A lot of these sites are basically just doing this. They give you all points within a 5 mile extended polygon, and then maybe a 10 mile extended polygon, and so on and so forth. They are not actually calculating distance. Most ma stuff on the web is not sophisticated at all.
You can see some basic examples here to get the general idea of what I'm talking about.
There is a standard zipode/location database available. Here is one version in Access format that includes the lat/long of the zipcode as well as other information. You can then use The PostgreSQL GIS extensions to do searches on the locations for example.
(assuming of course that you extract the access db and insert into a more friendly database like PostgreSQL)
First, you Geocode the address, translating it into (usually) a latitude and longitude.
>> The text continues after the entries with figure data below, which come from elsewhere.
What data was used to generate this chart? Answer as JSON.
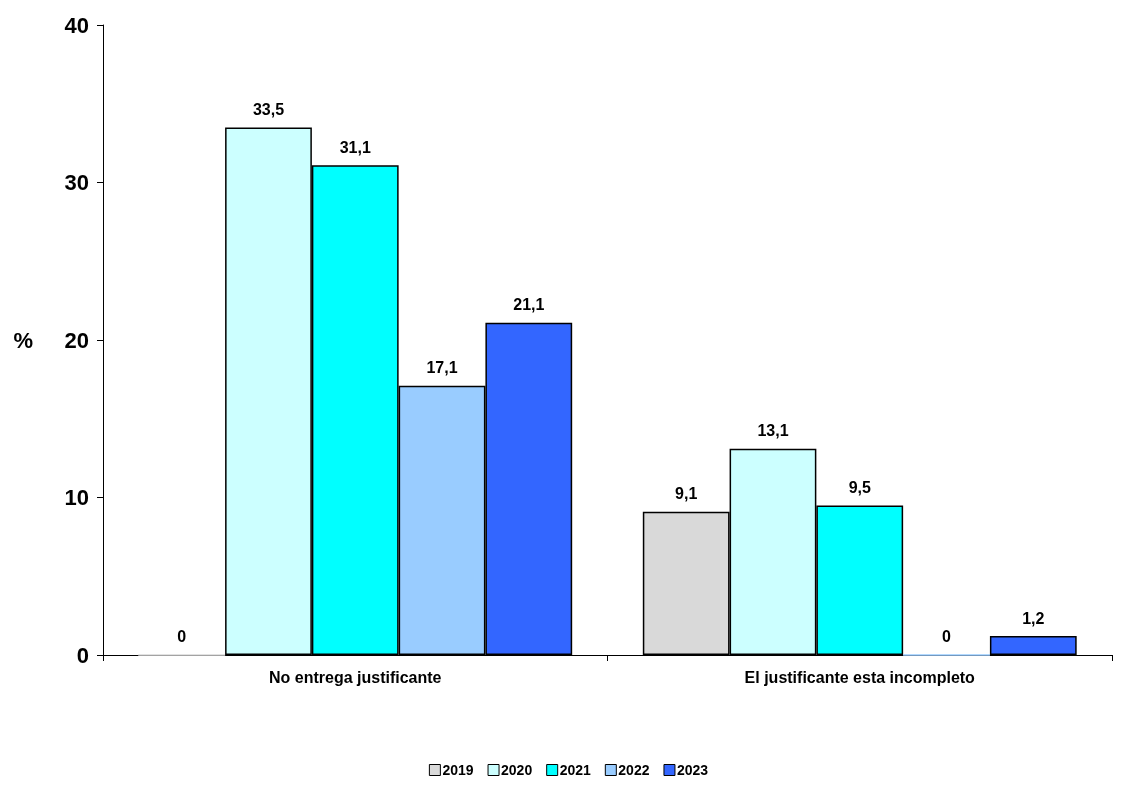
{
  "chart_data": {
    "type": "bar",
    "ylabel": "%",
    "categories": [
      "No entrega justificante",
      "El justificante esta incompleto"
    ],
    "series": [
      {
        "name": "2019",
        "color": "#d9d9d9",
        "values": [
          0,
          9.1
        ],
        "value_labels": [
          "0",
          "9,1"
        ]
      },
      {
        "name": "2020",
        "color": "#ccffff",
        "values": [
          33.5,
          13.1
        ],
        "value_labels": [
          "33,5",
          "13,1"
        ]
      },
      {
        "name": "2021",
        "color": "#00ffff",
        "values": [
          31.1,
          9.5
        ],
        "value_labels": [
          "31,1",
          "9,5"
        ]
      },
      {
        "name": "2022",
        "color": "#99ccff",
        "values": [
          17.1,
          0
        ],
        "value_labels": [
          "17,1",
          "0"
        ]
      },
      {
        "name": "2023",
        "color": "#3366ff",
        "values": [
          21.1,
          1.2
        ],
        "value_labels": [
          "21,1",
          "1,2"
        ]
      }
    ],
    "ylim": [
      0,
      40
    ],
    "yticks": [
      0,
      10,
      20,
      30,
      40
    ],
    "grid": false,
    "legend": "bottom"
  }
}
Then, you do a nearest-neighbour query on your database for points of interest.
Most spatial indexes don't directly support nearest-neighbour queries, so the usual approach here is to query on a bounding box of a reasonable size with the geocoded point at the center, then sort the results in memory to pick the closest ones.
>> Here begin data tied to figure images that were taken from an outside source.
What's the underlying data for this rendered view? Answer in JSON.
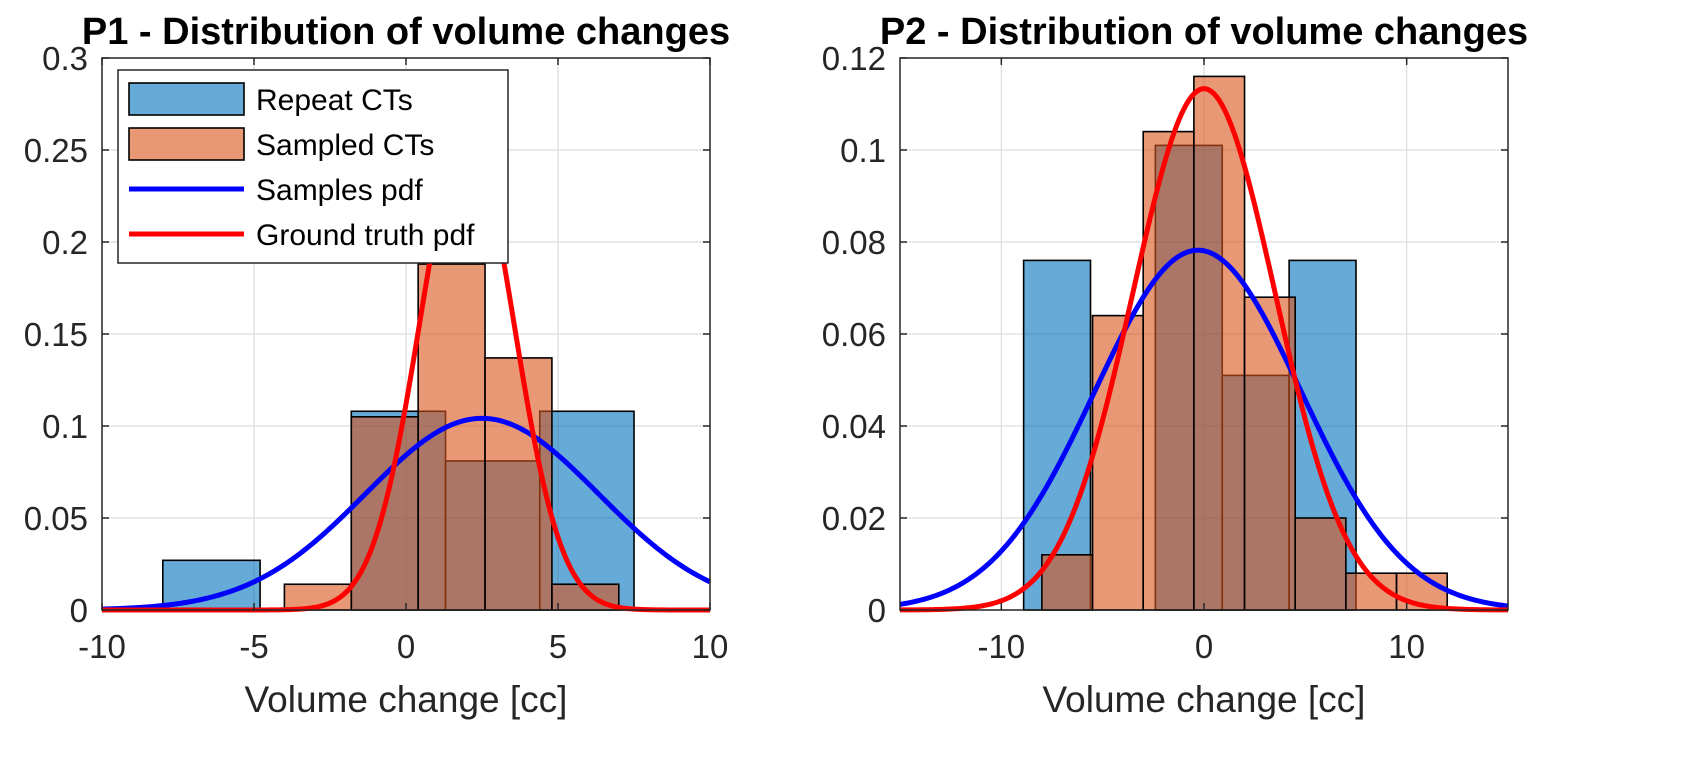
{
  "chart_data": [
    {
      "type": "bar",
      "title": "P1 - Distribution of volume changes",
      "xlabel": "Volume change [cc]",
      "ylabel": "",
      "xlim": [
        -10,
        10
      ],
      "ylim": [
        0,
        0.3
      ],
      "xticks": [
        -10,
        -5,
        0,
        5,
        10
      ],
      "xtick_labels": [
        "-10",
        "-5",
        "0",
        "5",
        "10"
      ],
      "yticks": [
        0,
        0.05,
        0.1,
        0.15,
        0.2,
        0.25,
        0.3
      ],
      "ytick_labels": [
        "0",
        "0.05",
        "0.1",
        "0.15",
        "0.2",
        "0.25",
        "0.3"
      ],
      "grid": true,
      "legend_position": "top-left",
      "series": [
        {
          "name": "Repeat CTs",
          "kind": "histogram",
          "color": "#0072BD",
          "bins": [
            {
              "x0": -8.0,
              "x1": -4.8,
              "value": 0.027
            },
            {
              "x0": -1.8,
              "x1": 1.3,
              "value": 0.108
            },
            {
              "x0": 1.3,
              "x1": 4.4,
              "value": 0.081
            },
            {
              "x0": 4.4,
              "x1": 7.5,
              "value": 0.108
            }
          ]
        },
        {
          "name": "Sampled CTs",
          "kind": "histogram",
          "color": "#D95319",
          "bins": [
            {
              "x0": -4.0,
              "x1": -1.8,
              "value": 0.014
            },
            {
              "x0": -1.8,
              "x1": 0.4,
              "value": 0.105
            },
            {
              "x0": 0.4,
              "x1": 2.6,
              "value": 0.188
            },
            {
              "x0": 2.6,
              "x1": 4.8,
              "value": 0.137
            },
            {
              "x0": 4.8,
              "x1": 7.0,
              "value": 0.014
            }
          ]
        },
        {
          "name": "Samples pdf",
          "kind": "pdf",
          "color": "#0000FF",
          "mu": 2.5,
          "sigma": 3.83
        },
        {
          "name": "Ground truth pdf",
          "kind": "pdf",
          "color": "#FF0000",
          "mu": 2.0,
          "sigma": 1.55
        }
      ]
    },
    {
      "type": "bar",
      "title": "P2 - Distribution of volume changes",
      "xlabel": "Volume change [cc]",
      "ylabel": "",
      "xlim": [
        -15,
        15
      ],
      "ylim": [
        0,
        0.12
      ],
      "xticks": [
        -10,
        0,
        10
      ],
      "xtick_labels": [
        "-10",
        "0",
        "10"
      ],
      "yticks": [
        0,
        0.02,
        0.04,
        0.06,
        0.08,
        0.1,
        0.12
      ],
      "ytick_labels": [
        "0",
        "0.02",
        "0.04",
        "0.06",
        "0.08",
        "0.1",
        "0.12"
      ],
      "grid": true,
      "legend_position": "none",
      "series": [
        {
          "name": "Repeat CTs",
          "kind": "histogram",
          "color": "#0072BD",
          "bins": [
            {
              "x0": -8.9,
              "x1": -5.6,
              "value": 0.076
            },
            {
              "x0": -2.4,
              "x1": 0.9,
              "value": 0.101
            },
            {
              "x0": 0.9,
              "x1": 4.2,
              "value": 0.051
            },
            {
              "x0": 4.2,
              "x1": 7.5,
              "value": 0.076
            }
          ]
        },
        {
          "name": "Sampled CTs",
          "kind": "histogram",
          "color": "#D95319",
          "bins": [
            {
              "x0": -8.0,
              "x1": -5.5,
              "value": 0.012
            },
            {
              "x0": -5.5,
              "x1": -3.0,
              "value": 0.064
            },
            {
              "x0": -3.0,
              "x1": -0.5,
              "value": 0.104
            },
            {
              "x0": -0.5,
              "x1": 2.0,
              "value": 0.116
            },
            {
              "x0": 2.0,
              "x1": 4.5,
              "value": 0.068
            },
            {
              "x0": 4.5,
              "x1": 7.0,
              "value": 0.02
            },
            {
              "x0": 7.0,
              "x1": 9.5,
              "value": 0.008
            },
            {
              "x0": 9.5,
              "x1": 12.0,
              "value": 0.008
            }
          ]
        },
        {
          "name": "Samples pdf",
          "kind": "pdf",
          "color": "#0000FF",
          "mu": -0.3,
          "sigma": 5.1
        },
        {
          "name": "Ground truth pdf",
          "kind": "pdf",
          "color": "#FF0000",
          "mu": 0.0,
          "sigma": 3.52
        }
      ]
    }
  ]
}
Just like you said. Convert an address/ZIP into a 2D world coordinate and compare it to other known locations. Pick the nearest. :) I think some DB's (Oracle, MSSQL 2008) even offer some functions that can help, but I've never used them.
I think it is pretty universal. They take the address or zipcode and turn it in to a "map coordinate" (differs depending on implementation, probably a lat/long) and then using the "map coordinates" of the things in the database it is easy to calculate a distance.
Note that some poor implementations convert the zipcode in to a coordinate representing the center of the zipcode area, which sometimes gives bad results.
Your thoughts on how to do it are how I would probably do it. You can geocode the co-oridinated for the zip and then do calculations based on that. I know SQL Server 2008 has some special new functionality to help doing queries based on these geocoded lon/lat co-ordinates.
There are actual geometric algorithms and/or datastructures that support lower O(...) nearest location queries on point, line and/or region data.
See this book as an example of information on some of them, like: Voronoi diagrams, quadtrees, etc.
However I think the other answers here are right in most cases that you find in software today:
geocode (a single point in) the search area
bounding box query to get an initial ballpark
in memory sorting/selecting
I had table that i would compile a database table every 6months it contained 3 columns, I used it for a few clients in Australia, it contained about 40k of rows, very lightweight to run a query. this is quite quick, if just looking to get something off the ground for a client
Postal Code from
Postal Code To
Distance
SELECT Store_ID, Store_AccountName, Store_PostalCode, Store_Address, Store_Suburb, Store_Phone, Store_State, Code_Distance FROM Store, (SELECT Code_To As Code_To, Code_Distance FROM Code WHERE Code_From = #PostalCode UNION ALL SELECT Code_From As Code_To, Code_Distance FROM Code WHERE Code_To = #PostalCode UNION ALL SELECT #PostalCode As Code_To, 0 As Code_Distance) As Code WHERE Store_PostalCode = Code_To AND Code_Distance <= #Distance ORDER BY Code_Distance
There may be plenty optimization that you could do to speed up this query!.